Character(s) you’ll find in a serious bike town

by DGO Web Administrator

Durango takes cycling very seriously. Evidence of this are the $1,000 cars with $10,000 bikes fastened to the top. I myself am guilty of driving a POS, but riding a carbon-fiber beauty.

To get you up to speed on who you might see on bikes in Durango, here’s the rundown. We have four types of cyclists:

The practical: These are the people you see riding a cruiser around in street clothes who generally have a goofy pedal stroke and look fairly uncomfortable as they drudge along. Their jeans are rolled on one side and a satchel hangs on the other. They ride clunkers to and from work, when they are not driving their fancy cars. Their primary use for bikes is an alternative to driving after a long night at the bar.

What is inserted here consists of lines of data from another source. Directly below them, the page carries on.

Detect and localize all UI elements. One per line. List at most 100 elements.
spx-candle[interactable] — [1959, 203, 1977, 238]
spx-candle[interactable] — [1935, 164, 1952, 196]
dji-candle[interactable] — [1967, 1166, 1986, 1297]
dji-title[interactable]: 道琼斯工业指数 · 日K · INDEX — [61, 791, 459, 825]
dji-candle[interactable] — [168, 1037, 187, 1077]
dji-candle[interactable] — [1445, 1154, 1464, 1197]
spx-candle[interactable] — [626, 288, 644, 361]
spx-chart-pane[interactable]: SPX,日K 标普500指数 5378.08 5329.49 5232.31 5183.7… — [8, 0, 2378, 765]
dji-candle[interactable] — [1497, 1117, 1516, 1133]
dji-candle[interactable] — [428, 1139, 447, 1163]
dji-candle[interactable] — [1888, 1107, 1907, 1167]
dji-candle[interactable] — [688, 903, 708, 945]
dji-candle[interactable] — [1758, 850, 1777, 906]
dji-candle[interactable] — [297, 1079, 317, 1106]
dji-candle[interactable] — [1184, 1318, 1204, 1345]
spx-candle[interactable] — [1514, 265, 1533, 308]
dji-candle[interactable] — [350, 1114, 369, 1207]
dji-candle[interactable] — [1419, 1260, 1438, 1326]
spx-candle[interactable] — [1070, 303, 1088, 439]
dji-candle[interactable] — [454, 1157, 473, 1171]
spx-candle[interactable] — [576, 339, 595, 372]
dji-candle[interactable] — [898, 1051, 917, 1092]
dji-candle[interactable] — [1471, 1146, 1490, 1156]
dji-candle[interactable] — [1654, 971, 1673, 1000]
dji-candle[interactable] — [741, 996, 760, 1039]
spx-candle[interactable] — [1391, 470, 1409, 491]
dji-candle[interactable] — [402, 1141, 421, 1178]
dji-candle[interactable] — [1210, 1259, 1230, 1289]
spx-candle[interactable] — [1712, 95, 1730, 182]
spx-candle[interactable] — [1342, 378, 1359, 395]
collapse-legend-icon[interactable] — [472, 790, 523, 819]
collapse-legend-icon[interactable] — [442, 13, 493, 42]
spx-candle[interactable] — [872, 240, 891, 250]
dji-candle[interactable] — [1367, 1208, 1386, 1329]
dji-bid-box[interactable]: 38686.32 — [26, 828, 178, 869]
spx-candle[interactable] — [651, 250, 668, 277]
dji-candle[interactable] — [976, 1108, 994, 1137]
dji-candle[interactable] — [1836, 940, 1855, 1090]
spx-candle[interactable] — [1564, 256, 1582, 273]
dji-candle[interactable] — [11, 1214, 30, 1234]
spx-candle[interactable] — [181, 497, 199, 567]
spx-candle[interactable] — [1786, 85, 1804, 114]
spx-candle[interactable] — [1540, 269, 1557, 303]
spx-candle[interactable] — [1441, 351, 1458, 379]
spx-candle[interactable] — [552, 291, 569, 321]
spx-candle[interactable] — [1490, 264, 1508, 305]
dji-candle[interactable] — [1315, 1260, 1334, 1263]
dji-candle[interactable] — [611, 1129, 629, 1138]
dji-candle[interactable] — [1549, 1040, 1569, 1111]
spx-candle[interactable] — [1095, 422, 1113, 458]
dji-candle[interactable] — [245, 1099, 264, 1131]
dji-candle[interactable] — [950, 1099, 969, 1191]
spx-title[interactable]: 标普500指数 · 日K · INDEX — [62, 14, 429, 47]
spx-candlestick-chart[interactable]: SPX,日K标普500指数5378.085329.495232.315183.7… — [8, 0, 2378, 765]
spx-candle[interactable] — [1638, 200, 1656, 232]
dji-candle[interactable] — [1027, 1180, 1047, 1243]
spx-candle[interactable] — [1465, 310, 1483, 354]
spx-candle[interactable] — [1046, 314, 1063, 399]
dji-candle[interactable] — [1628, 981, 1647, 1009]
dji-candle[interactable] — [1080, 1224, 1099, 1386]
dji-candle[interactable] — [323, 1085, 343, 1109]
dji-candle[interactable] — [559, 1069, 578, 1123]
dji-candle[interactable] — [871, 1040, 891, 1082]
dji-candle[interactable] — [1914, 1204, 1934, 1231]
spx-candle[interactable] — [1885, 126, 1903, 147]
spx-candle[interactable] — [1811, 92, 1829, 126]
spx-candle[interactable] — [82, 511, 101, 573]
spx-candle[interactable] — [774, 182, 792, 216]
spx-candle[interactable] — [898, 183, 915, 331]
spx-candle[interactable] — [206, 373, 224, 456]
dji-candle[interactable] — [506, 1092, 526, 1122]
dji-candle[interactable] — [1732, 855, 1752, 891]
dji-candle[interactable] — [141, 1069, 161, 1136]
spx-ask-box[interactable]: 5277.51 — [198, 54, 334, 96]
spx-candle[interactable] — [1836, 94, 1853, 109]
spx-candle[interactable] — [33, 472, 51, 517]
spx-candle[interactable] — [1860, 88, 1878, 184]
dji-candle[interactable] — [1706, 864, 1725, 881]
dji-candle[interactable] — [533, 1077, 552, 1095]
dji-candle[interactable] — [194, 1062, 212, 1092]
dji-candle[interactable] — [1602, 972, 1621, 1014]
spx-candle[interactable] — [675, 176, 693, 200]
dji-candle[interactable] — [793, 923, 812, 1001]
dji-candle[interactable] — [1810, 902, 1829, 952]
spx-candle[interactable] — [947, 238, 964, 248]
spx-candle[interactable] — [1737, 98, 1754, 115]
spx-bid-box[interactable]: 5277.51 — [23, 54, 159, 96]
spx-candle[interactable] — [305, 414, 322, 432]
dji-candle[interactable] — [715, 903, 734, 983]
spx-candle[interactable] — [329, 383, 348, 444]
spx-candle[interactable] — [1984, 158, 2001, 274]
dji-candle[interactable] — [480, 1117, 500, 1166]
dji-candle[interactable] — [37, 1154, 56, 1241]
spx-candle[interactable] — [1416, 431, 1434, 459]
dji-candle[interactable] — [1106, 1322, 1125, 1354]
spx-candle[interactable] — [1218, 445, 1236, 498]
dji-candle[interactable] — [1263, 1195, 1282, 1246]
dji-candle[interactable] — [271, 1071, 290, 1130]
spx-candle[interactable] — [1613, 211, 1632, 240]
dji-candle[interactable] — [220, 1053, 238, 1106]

The Shredders: These folks are addicted to the adrenaline unique to mountain biking. You will recognize these endurbros by their knee pads, baggy clothing, goggles and open face helmets. They are the group having an endless bike conversation while extensively criticizing IPAs at the end of the bar. They possess the rare ability to drink you under the table and still contend for national championships the next day.

Road wrestlers: These are the bikers you cover your kid’s eyes from to avoid exposure to track marks and spandex-clad bulges. Recognizing a roadie is easy: They’re addicted to shaving their legs, hammering out 100-mile-long road rides and an overabundance of red blood cells. Although you make us late to work, we all respect your mental threshold for pain and superior lungs, but you still look absurd in your singlets.

The bad asses: These cyclists are in no one’s way. They are the best of the bunch, the ones everyone respects because they live for (or endure) both pain and adrenaline. Bikes to this group act as a metaphorical prosthetic for the soul; this group fuses flesh to metal to conquer unbelievable terrain.

In talking to friends and other fellow riders, the best responses I’ve heard to why people ride are from males and liken comparisons to females. As one friend said, “I find more interest in a bike than I ever will in any girl or class.” That’s an impressive statement; girls and class consume the majority of my life. Another said, “Bikes are great. Not only does she (the bike) bring out the best of me, she even lets me ride her whenever I want.” There is more to two wheels than meets the eye.

If you needed any further reason to get atop a bike, let me offer a few:

Bikes make friends. Nearly every sport does. Get a bike, join the team and meet others who simply love bikes and love you … for loving bikes.

Bikes save lives through the dynamic duo of preventing drunken driving (drunken riding: way less dangerous!) and killing depression simultaneously.

Bikes save the earth. Every pedal stroke down reduces carbon emissions.

Bikes keep you healthy. Eat whatever you want, after you ride, of course.

The only downfall: Bikes can be expensive, especially the kinds you’ll find around this serious bike town.

Ryan Yaseen is a Durango boy by birth, currently a sophomore studying communication at FLC. Outside school, his preoccupations involve world travel, mountain biking and adventure sports.